Le film a été tourné dans le cadre grandiose des Pyrénées orientales, dans la région des Angles et de Font Romeu, entre 1600 et 2000 mètres d’altitude. Coeur bleu mêle la beauté féminine à celle de la nature et s’apparente plus à la peinture, à la musique et à la poésie qu’aux films d’art et d’essai que l’on voit au cinéma. Bref, Coeur bleu est un ciné–poème qui s’adresse à tous les gens ouverts à une autre forme de cinéma.

En quoi fut–il une expérience ?

Il fut d’abord une expérience au niveau de la technique. J’ai travaillé sur une machine qui s’appelle la truca. Cette machine permet de retravailler les rythmes de chaque plan en doublant, triplant, quadruplant, et plus encore, chaque image. Il est donc possible de modifier tous les rythmes, soit de ralentir les plans, soit de les accélérer. J’ai travaillé comme un peintre qui se bat avec les couleurs.
Ce fut également une expérience par le choix, qui est rare au cinéma, de faire un film avec un seul personnage, celui de Gina Lola Benzina. J’ai réalisé une composition cinématographique à partir d’éléments littéraires, picturaux et musicaux. C’est un film très musical avec des chansons des années 1950, celles de Brigitte Bardot et de Marilyn Monroe. Coeur bleu est, quelque part, un hommage à Brigitte Bardot.

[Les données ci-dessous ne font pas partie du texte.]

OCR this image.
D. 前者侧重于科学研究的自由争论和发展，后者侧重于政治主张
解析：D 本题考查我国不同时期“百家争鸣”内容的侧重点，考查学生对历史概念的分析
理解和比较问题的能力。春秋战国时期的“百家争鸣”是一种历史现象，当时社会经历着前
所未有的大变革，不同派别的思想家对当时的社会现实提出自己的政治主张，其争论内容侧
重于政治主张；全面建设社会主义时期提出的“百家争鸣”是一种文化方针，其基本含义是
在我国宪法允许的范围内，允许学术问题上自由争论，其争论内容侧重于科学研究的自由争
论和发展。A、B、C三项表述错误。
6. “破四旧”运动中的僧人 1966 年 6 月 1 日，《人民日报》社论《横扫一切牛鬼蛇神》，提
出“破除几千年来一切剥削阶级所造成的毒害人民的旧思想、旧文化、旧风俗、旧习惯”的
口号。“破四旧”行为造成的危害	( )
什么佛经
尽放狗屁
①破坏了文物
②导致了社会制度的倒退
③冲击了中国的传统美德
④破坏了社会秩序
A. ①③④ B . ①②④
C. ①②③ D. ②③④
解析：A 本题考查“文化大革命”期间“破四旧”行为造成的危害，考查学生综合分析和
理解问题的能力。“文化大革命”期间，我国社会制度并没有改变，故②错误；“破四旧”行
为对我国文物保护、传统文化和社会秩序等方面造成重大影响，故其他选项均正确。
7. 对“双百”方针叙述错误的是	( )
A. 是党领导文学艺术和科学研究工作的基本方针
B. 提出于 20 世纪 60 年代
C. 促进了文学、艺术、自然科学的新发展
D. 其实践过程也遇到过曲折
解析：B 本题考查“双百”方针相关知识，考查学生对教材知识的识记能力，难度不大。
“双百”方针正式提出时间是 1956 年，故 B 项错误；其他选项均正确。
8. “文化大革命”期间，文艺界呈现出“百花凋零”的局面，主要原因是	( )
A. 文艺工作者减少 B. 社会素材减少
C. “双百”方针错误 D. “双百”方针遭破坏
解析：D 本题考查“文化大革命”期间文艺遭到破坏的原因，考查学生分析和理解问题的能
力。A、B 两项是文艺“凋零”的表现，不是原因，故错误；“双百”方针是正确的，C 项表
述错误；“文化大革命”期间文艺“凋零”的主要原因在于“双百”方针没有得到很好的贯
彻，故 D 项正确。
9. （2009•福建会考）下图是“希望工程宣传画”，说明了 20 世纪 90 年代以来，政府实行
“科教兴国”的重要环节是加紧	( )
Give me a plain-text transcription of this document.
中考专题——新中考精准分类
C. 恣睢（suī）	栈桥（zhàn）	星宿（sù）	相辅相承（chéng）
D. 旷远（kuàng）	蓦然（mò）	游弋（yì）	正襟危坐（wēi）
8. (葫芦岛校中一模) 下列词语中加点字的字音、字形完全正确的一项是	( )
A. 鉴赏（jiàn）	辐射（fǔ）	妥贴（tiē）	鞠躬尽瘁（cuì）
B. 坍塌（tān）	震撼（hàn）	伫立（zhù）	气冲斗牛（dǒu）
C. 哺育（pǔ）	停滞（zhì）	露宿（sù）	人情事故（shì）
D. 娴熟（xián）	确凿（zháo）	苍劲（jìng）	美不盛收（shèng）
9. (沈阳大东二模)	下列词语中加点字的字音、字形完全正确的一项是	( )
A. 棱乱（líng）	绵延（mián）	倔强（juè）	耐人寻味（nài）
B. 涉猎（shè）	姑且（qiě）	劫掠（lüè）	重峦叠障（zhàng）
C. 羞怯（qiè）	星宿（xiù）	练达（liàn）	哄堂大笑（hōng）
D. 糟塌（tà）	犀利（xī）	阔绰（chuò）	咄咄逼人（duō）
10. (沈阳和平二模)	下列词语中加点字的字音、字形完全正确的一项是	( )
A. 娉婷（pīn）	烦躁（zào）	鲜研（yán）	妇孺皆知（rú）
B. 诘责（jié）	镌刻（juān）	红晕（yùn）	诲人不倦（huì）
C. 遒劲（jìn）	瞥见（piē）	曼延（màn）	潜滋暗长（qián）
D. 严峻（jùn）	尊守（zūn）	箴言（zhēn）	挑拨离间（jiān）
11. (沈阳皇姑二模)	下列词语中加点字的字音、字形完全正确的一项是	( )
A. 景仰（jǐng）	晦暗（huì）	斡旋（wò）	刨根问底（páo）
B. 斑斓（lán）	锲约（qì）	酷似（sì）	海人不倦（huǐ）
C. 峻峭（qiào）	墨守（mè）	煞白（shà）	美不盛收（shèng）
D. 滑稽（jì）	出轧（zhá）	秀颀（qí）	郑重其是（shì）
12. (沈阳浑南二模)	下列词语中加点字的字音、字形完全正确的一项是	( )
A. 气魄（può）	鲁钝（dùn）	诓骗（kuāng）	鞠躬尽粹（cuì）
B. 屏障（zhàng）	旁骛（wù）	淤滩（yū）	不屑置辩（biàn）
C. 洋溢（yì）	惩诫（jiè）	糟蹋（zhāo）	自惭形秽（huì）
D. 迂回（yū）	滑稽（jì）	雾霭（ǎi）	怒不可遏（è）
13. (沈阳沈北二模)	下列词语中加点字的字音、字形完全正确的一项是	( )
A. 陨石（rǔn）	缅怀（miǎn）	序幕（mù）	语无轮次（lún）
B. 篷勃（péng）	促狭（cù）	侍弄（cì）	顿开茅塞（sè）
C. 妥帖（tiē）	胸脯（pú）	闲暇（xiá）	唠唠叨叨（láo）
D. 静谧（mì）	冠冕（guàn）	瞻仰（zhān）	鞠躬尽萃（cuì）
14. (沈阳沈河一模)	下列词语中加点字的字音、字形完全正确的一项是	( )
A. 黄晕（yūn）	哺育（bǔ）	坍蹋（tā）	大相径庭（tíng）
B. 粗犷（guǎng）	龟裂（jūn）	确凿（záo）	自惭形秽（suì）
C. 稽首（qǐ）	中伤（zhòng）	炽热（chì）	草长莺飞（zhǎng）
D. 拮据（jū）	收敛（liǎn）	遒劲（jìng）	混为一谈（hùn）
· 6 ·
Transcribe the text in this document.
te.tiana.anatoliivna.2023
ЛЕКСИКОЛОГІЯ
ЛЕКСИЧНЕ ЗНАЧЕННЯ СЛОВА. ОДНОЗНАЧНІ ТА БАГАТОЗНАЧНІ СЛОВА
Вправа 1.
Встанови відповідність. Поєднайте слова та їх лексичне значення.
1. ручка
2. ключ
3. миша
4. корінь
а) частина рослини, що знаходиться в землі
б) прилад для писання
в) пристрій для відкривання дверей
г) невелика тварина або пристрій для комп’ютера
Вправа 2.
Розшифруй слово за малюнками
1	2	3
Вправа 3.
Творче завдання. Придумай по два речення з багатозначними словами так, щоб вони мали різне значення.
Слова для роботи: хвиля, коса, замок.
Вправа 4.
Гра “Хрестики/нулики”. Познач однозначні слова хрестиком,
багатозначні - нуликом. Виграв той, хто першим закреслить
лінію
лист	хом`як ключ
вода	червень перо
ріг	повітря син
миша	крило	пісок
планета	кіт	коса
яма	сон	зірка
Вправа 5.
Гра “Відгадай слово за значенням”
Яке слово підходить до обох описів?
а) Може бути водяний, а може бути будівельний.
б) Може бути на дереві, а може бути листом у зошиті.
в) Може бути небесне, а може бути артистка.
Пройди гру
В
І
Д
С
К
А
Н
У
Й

Où vous situez–vous aujourd’hui dans le cinéma ?

Je suis un peu un extraterrestre du cinéma. De ma planète, je remarque que trop de films d’aujourd’hui manquent d’âme et d’émotions, même si, techniquement, ils sont quasiment irréprochables.
Ma période cinématographique préférée est celle des années 1950 quand Hollywood en était arrivé à une sorte de perfection et que l’on sentait poindre les prémisses de la Nouvelle vague qui allait tout balayer et inventer une nouvelle manière de faire du cinéma. Le télescopage des deux m’intéresse beaucoup.

Le cinéaste que vous êtes est–il plus proche de l’écrivain ?

Oui, j’aime travailler seul, avec ma caméra. J’ai souvent à l’esprit la philosophie d’Alexandre Astruc de la caméra–stylo : penser un film comme on pense un livre.
J’ai également toujours une pensée pour l’écrivain Georges Perec qui, pour chaque livre, proposait un exercice différent, une nouvelle aventure littéraire. À mon humble niveau, j’essaie, avec chaque film, de créer une expérience cinématographique nouvelle, je tente de découvrir quelque chose de nouveau.